Se suele decir que las comparaciones son odiosas, lo que no solemos concretar es para quién. Está claro que las comparaciones no afectan a todos de la misma manera y eso hace que terminen resultando más odiosas para unos que para otros. El domingo hubo elecciones en Catalunya, unos comicios que hemos seguido con mucho interés, no solo por lo que significan para la ciudadanía catalana sino por cómo pueden afectar sus resultados a la gobernabilidad del Estado. Las elecciones se celebraron y, más allá de la fuerte caída de ERC, que empezó a intuirse ya durante la recta final de la campaña, no hubo demasiadas sorpresas –siempre que no nos resulte sorprendente que un candidato dimita después de sufrir un batacazo en las urnas–. Sorprendente, no lo sé; habitual, desde luego, no es. Ahora, como ocurre siempre después de las elecciones, toca hablar de gobernabilidad. Y es ahí donde entran en juego las comparaciones. Porque hace más bien poco que tuvimos elecciones en Euskadi y la situación postelectoral vasca tiene poco que ver con la catalana. Aquí, inmediatamente después de conocer el resultado, había pocas dudas sobre la conformación de gobierno, nada que ver con lo que ocurre allí, donde la repetición electoral es hoy un escenario que va más allá de lo posible y roza lo probable.

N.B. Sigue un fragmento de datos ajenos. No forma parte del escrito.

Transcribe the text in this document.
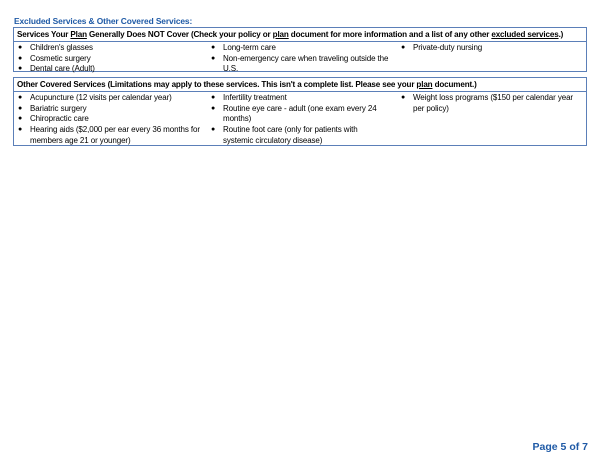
Excluded Services & Other Covered Services:
Services Your Plan Generally Does NOT Cover (Check your policy or plan document for more information and a list of any other excluded services.)
● Children's glasses
● Cosmetic surgery
● Dental care (Adult)
● Long-term care
● Non-emergency care when traveling outside the U.S.
● Private-duty nursing
Other Covered Services (Limitations may apply to these services. This isn't a complete list. Please see your plan document.)
● Acupuncture (12 visits per calendar year)
● Bariatric surgery
● Chiropractic care
● Hearing aids ($2,000 per ear every 36 months for members age 21 or younger)
● Infertility treatment
● Routine eye care - adult (one exam every 24 months)
● Routine foot care (only for patients with systemic circulatory disease)
● Weight loss programs ($150 per calendar year per policy)
Page 5 of 7
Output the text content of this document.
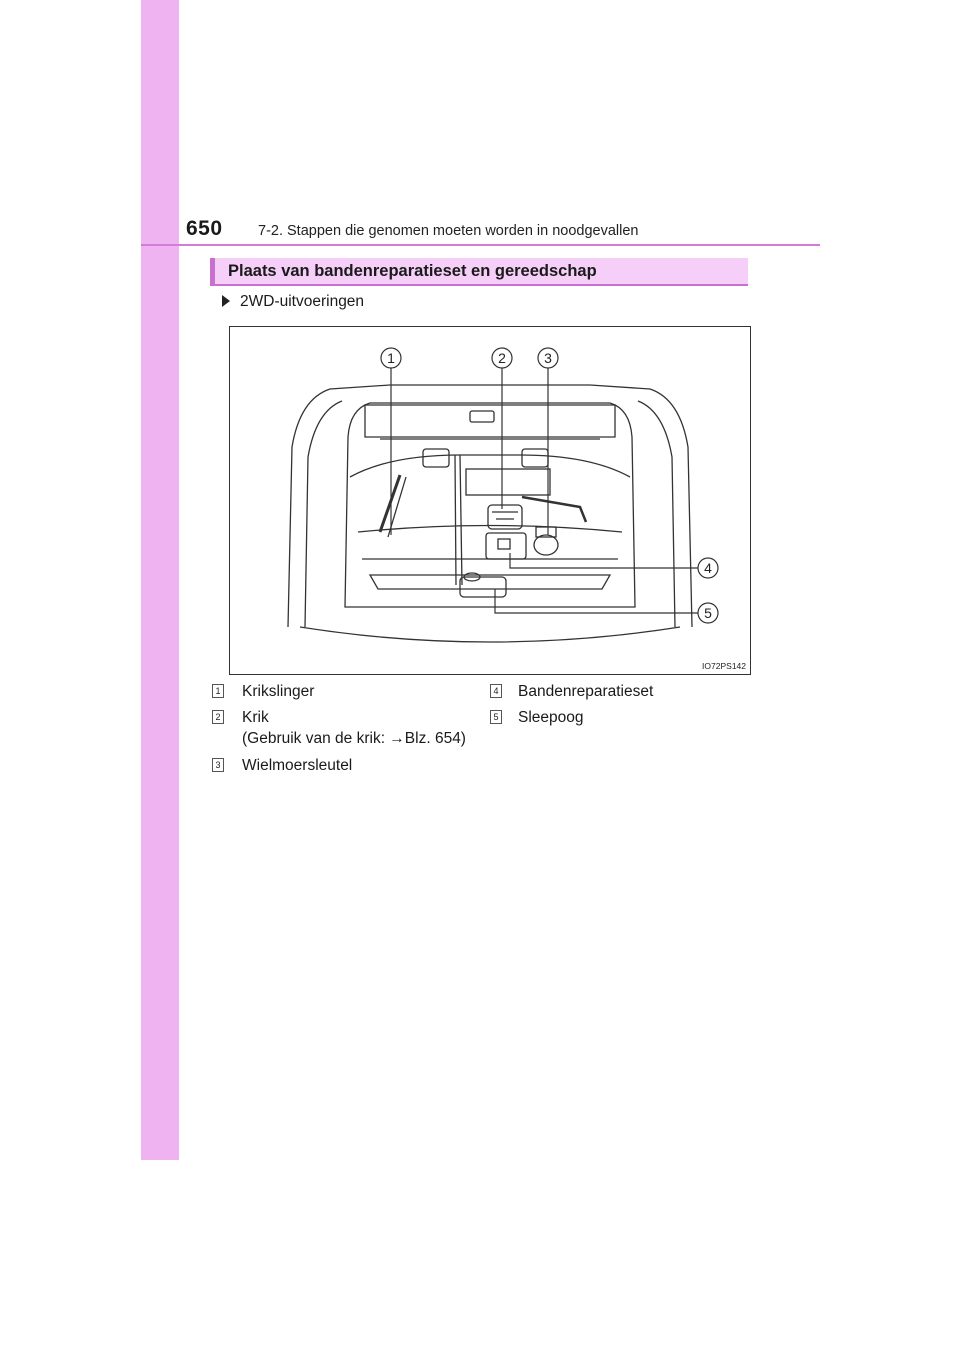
650 7-2. Stappen die genomen moeten worden in noodgevallen
Plaats van bandenreparatieset en gereedschap
2WD-uitvoeringen
1	2	3
4
5
IO72PS142
1 Krikslinger
2 Krik
(Gebruik van de krik: →Blz. 654)
3 Wielmoersleutel
4 Bandenreparatieset
5 Sleepoog
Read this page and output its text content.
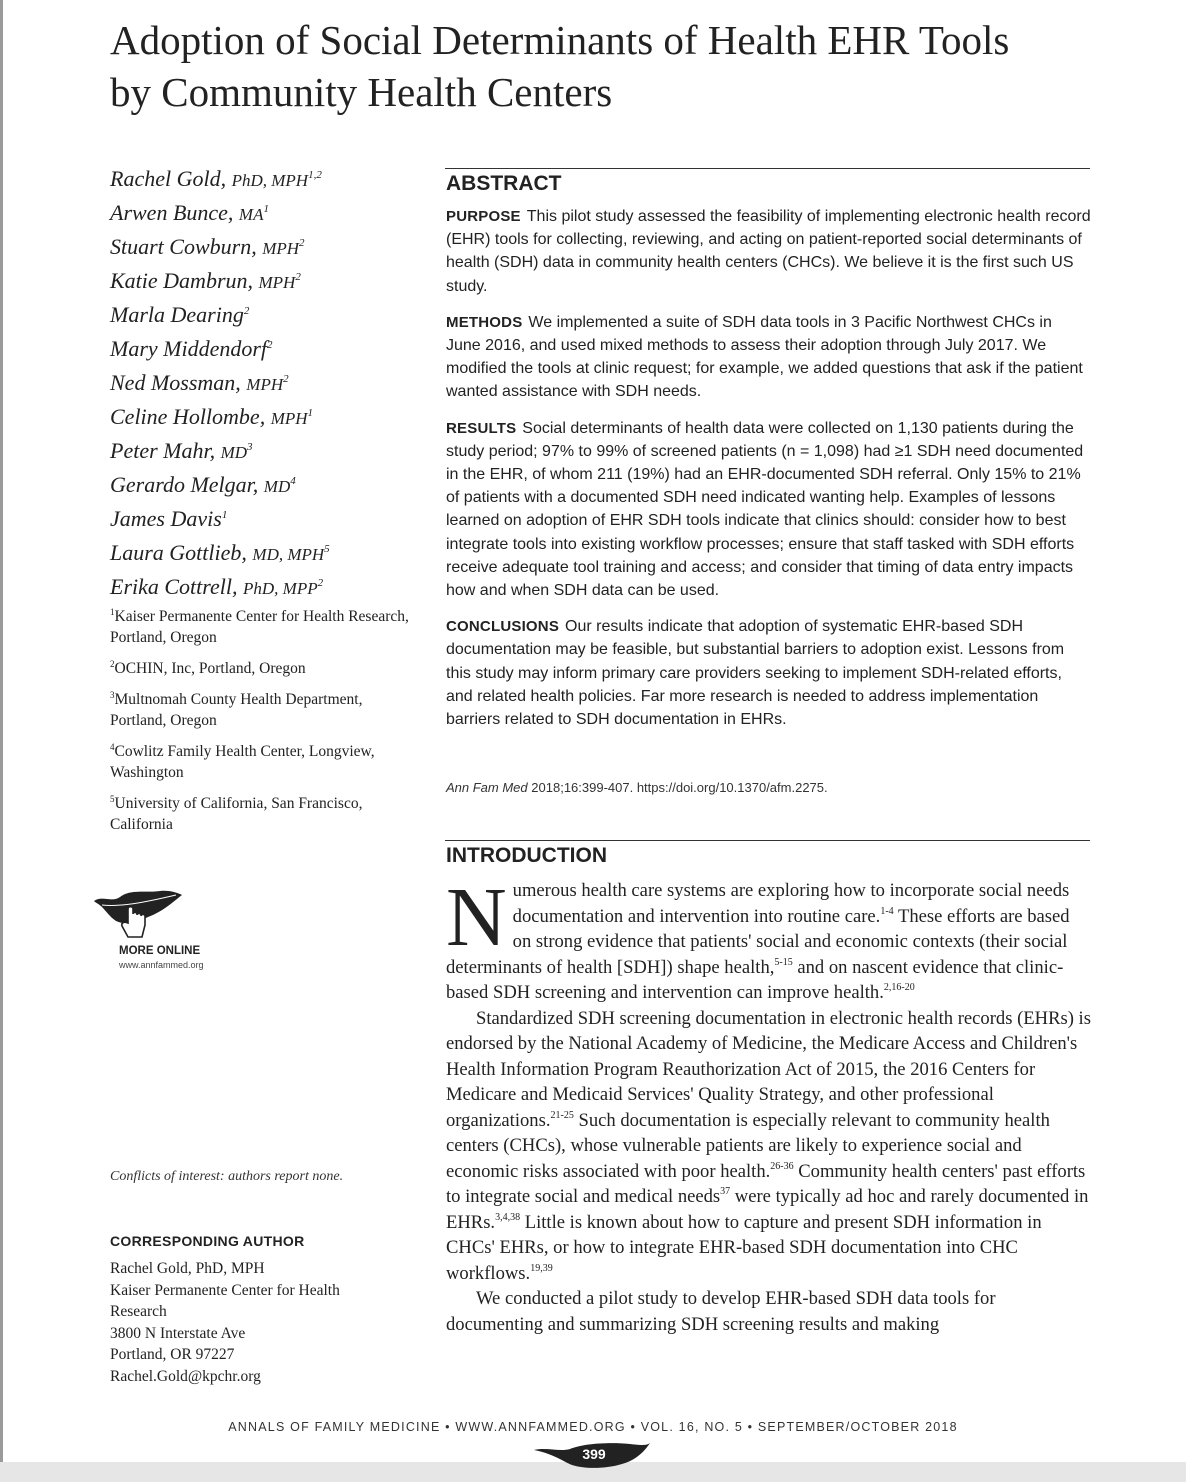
Adoption of Social Determinants of Health EHR Tools
by Community Health Centers
Rachel Gold, PhD, MPH$^{1,2}$
Arwen Bunce, $MA^1$
Stuart Cowburn, MPH$^2$
Katie Dambrun, MPH$^2$
Marla Dearing$^2$
Mary Middendorf$^2$
Ned Mossman, MPH$^2$
Celine Hollombe, MPH$^1$
Peter Mahr, $MD^3$
Gerardo Melgar, $MD^4$
James Davis$^1$
Laura Gottlieb, MD, MPH$^5$
Erika Cottrell, PhD, MPP$^2$
$^1$Kaiser Permanente Center for Health Research, Portland, Oregon
$^2$OCHIN, Inc, Portland, Oregon
$^3$Multnomah County Health Department, Portland, Oregon
$^4$Cowlitz Family Health Center, Longview, Washington
$^5$University of California, San Francisco, California
MORE ONLINE
www.annfammed.org
Conflicts of interest: authors report none.
CORRESPONDING AUTHOR
Rachel Gold, PhD, MPH
Kaiser Permanente Center for Health
Research
3800 N Interstate Ave
Portland, OR 97227
Rachel.Gold@kpchr.org
ABSTRACT

PURPOSE This pilot study assessed the feasibility of implementing electronic health record (EHR) tools for collecting, reviewing, and acting on patient-reported social determinants of health (SDH) data in community health centers (CHCs). We believe it is the first such US study.

METHODS We implemented a suite of SDH data tools in 3 Pacific Northwest CHCs in June 2016, and used mixed methods to assess their adoption through July 2017. We modified the tools at clinic request; for example, we added questions that ask if the patient wanted assistance with SDH needs.

RESULTS Social determinants of health data were collected on 1,130 patients during the study period; 97% to 99% of screened patients (n = 1,098) had ≥1 SDH need documented in the EHR, of whom 211 (19%) had an EHR-documented SDH referral. Only 15% to 21% of patients with a documented SDH need indicated wanting help. Examples of lessons learned on adoption of EHR SDH tools indicate that clinics should: consider how to best integrate tools into existing workflow processes; ensure that staff tasked with SDH efforts receive adequate tool training and access; and consider that timing of data entry impacts how and when SDH data can be used.

CONCLUSIONS Our results indicate that adoption of systematic EHR-based SDH documentation may be feasible, but substantial barriers to adoption exist. Lessons from this study may inform primary care providers seeking to implement SDH-related efforts, and related health policies. Far more research is needed to address implementation barriers related to SDH documentation in EHRs.

Ann Fam Med 2018;16:399-407. https://doi.org/10.1370/afm.2275.
INTRODUCTION

Numerous health care systems are exploring how to incorporate social needs documentation and intervention into routine care.$^{1-4}$ These efforts are based on strong evidence that patients' social and economic contexts (their social determinants of health [SDH]) shape health,$^{5-15}$ and on nascent evidence that clinic-based SDH screening and intervention can improve health.$^{2,16-20}$

Standardized SDH screening documentation in electronic health records (EHRs) is endorsed by the National Academy of Medicine, the Medicare Access and Children's Health Information Program Reauthorization Act of 2015, the 2016 Centers for Medicare and Medicaid Services' Quality Strategy, and other professional organizations.$^{21-25}$ Such documentation is especially relevant to community health centers (CHCs), whose vulnerable patients are likely to experience social and economic risks associated with poor health.$^{26-36}$ Community health centers' past efforts to integrate social and medical needs$^{37}$ were typically ad hoc and rarely documented in EHRs.$^{3,4,38}$ Little is known about how to capture and present SDH information in CHCs' EHRs, or how to integrate EHR-based SDH documentation into CHC workflows.$^{19,39}$

We conducted a pilot study to develop EHR-based SDH data tools for documenting and summarizing SDH screening results and making

ANNALS OF FAMILY MEDICINE • WWW.ANNFAMMED.ORG • VOL. 16, NO. 5 • SEPTEMBER/OCTOBER 2018
399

Y la razón de esto puede ser la aritmética parlamentaria, sí, pero no solo. O, mejor dicho, no principalmente. Porque un reparto determinado de escaños puede facilitar las cosas, pero sin una cultura del acuerdo arraigada –y trabajada– esto no serviría de nada. Alejarse de los bloques y ser capaz de hablar con otras formaciones, también –o sobre todo– con las que representan espacios e ideas distintas a las de uno mismo, ayudan a facilitar la gobernabilidad y, por consiguiente, a dotar a nuestras instituciones de estabilidad.

Es por eso que, cuando comparo la política vasca con la de otros lugares, más que resultarme odioso, me siento orgulloso.